Cllr Mirfin concludes, “What this means is that there is an unallocated balance of £10,232,539 yet to be collected from 106 Agreements where agreed trigger points for New Housing Developments have yet to be reached (74.77%). The unallocated balance is made up of £6,062,547 for Primary Schools (63.71% of the total) and £3,039,748 for Secondary Schools (72.90% of the total).”
Ken Hind, the Leader of Ribble Valley Borough Council states, “Now that we have acquired this data in the detailed format that we have it should be relatively straight forward to keep it up-to-date and track it gong forward.”
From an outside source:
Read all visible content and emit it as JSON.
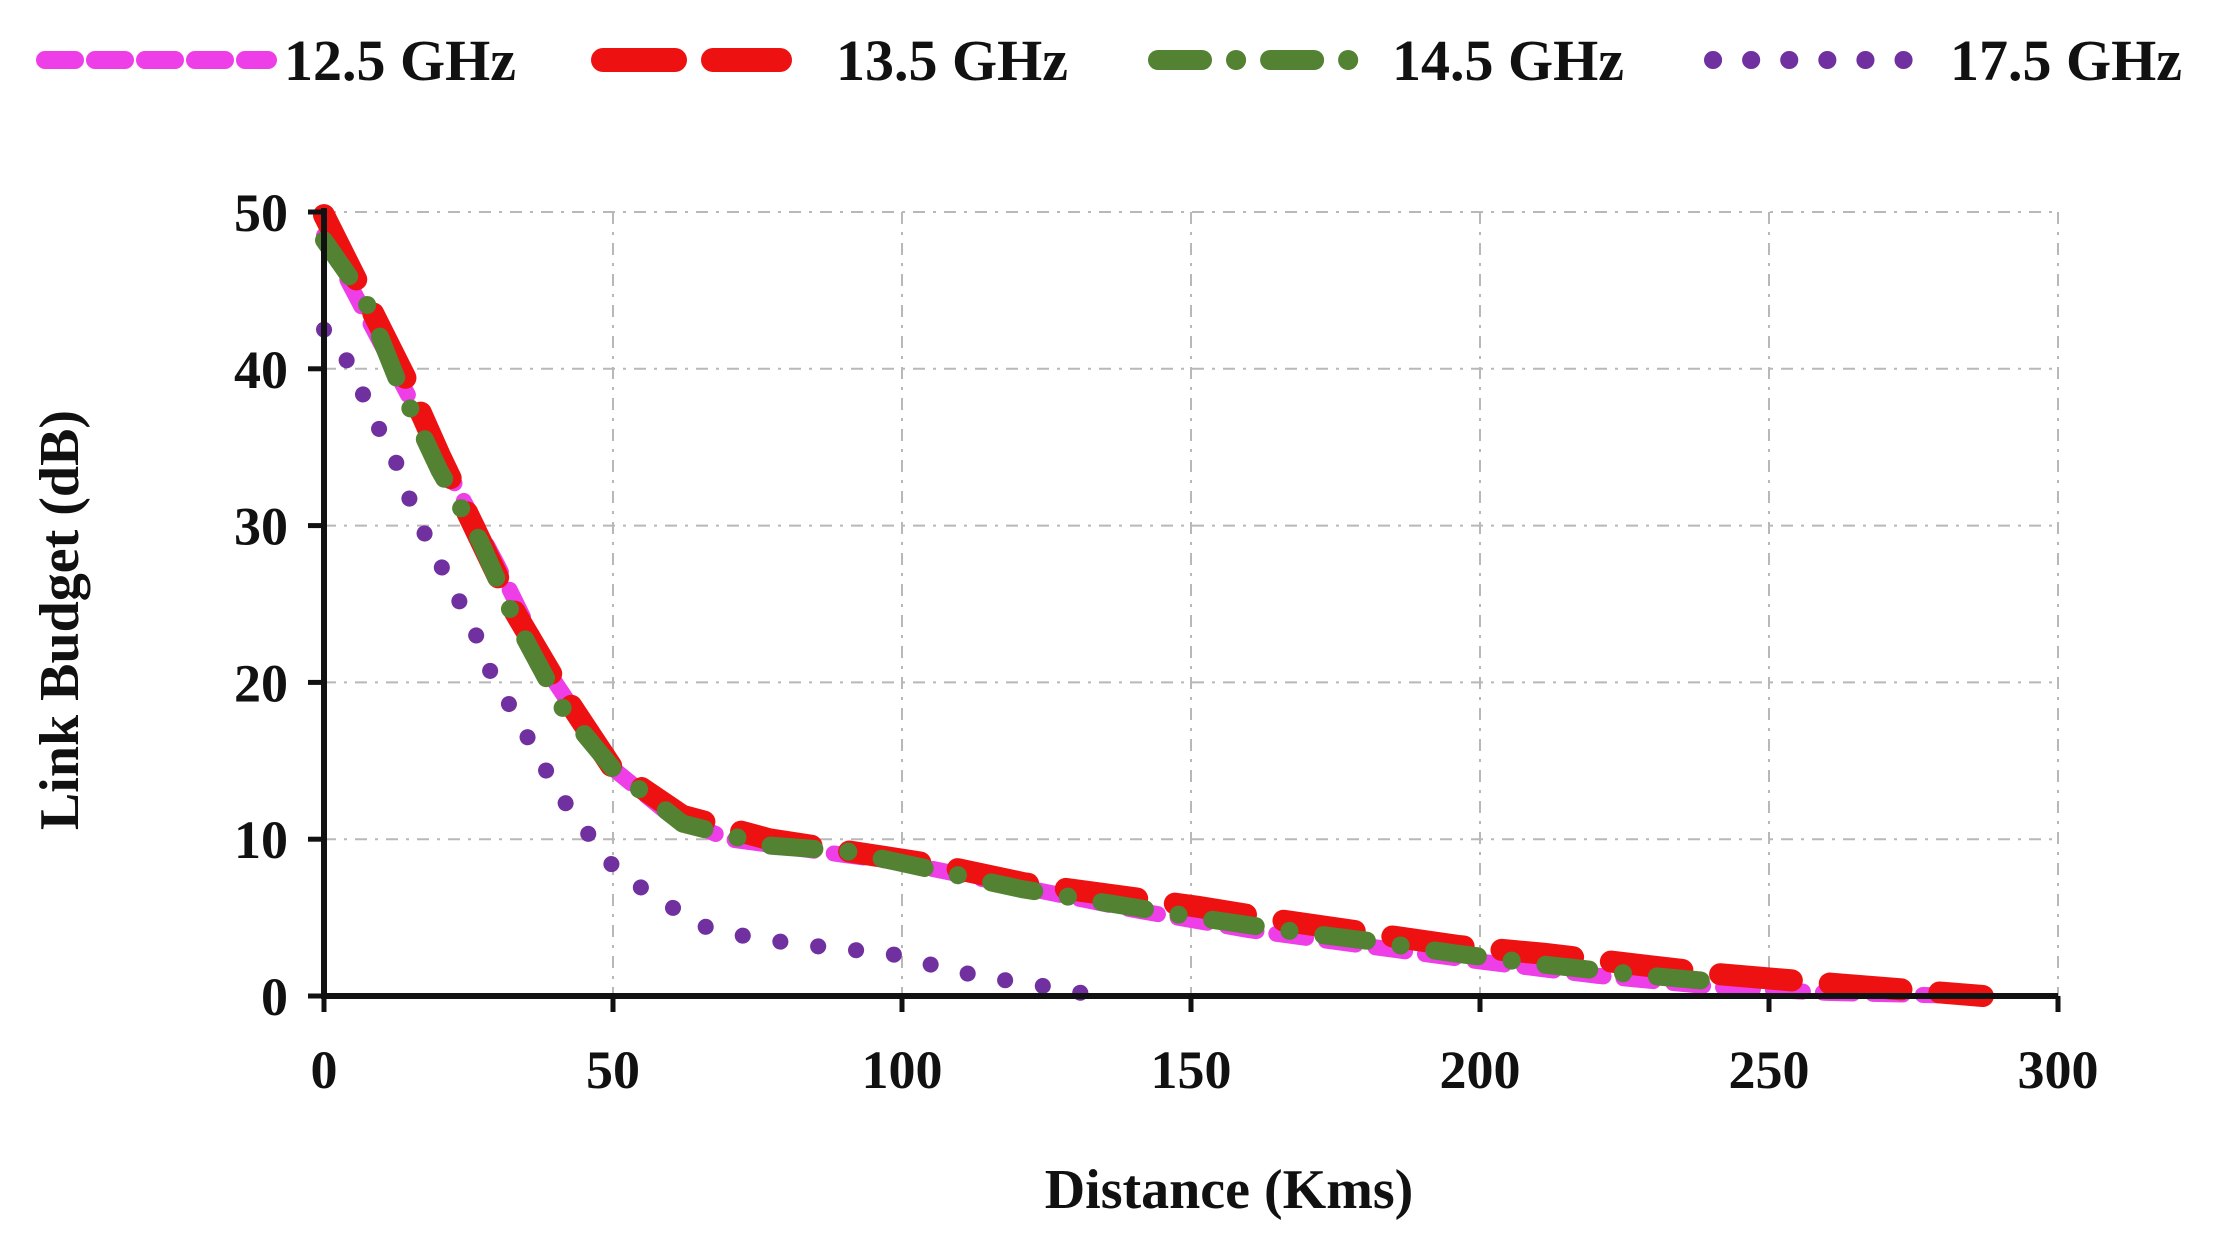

Cllr Hind continues, “For that reason I have discussed with the Chair of Planning & Development, Dr. Alison Brown the imperative of being in receipt of regular 6 monthly reports on 106 Agreements in particular those relating to to the delivery of Educational Infrastructure, Town Centre Improvements, Doctors Surgeries and Green and Recreational Spaces. She is in complete agreement such reports need to be delivered on a regular basis to both the Planning & Development and Policy & Finance Committees allowing discussion in Full Council. If this could be better accomplished using bespoke software designed to monitor such agreements then so much the better given their increasing importance to the general public. Consideration should also be given to the Appointment of a Full-Time 106 Officer to Work Closely with our New Economic Development Director, such is the centrality of 106 Agreements to Economic Development in the Ribble Valley. In the meantime active consideration is being given to the introduction of CIL (the Community Infrastructure Levy) so that there is a more automatic link between New Housing Developments and the Funding for infrastructure to support this. What is clear is that although 106 Agreements are proving effective in the medium term it is taking a long-time, too long as far as public perceptions are concerned for infrastructure to catch-up with New Large-Scale Housing Developments. If CIL based on the number of bedrooms in New Houses or the Square Footage of the Properties constructed we might have been in a better position in the short-term. In the medium-term at least we can look forward to improved infrastructure going forward.”
Cllr Stephen Atkinson, the Deputy Leader of Ribble Valley Borough Council states, “Not enough has been done previously to campaign for the delivery of 106 schemes and monies. This is a great opportunity for the Governors and the Parents in particular catchment areas to campaign and lobby for either the expansion of existing or the delivery of New Schools. The Conservative Group on Ribble Valley Borough Council intends to make this a central plank of our Election Manifesto going forward and we look forward to working with Public Action Groups to facilitate the delivery of New Educational Infrastructure both in Clitheroe and elsewhere in the Ribble Valley. Now that the bulk of the New Housing under the Core Strategy has been given Planning Permission the focus will be increasingly on infrastructure needs and how we can make the lives of Ribble Valley residents better.”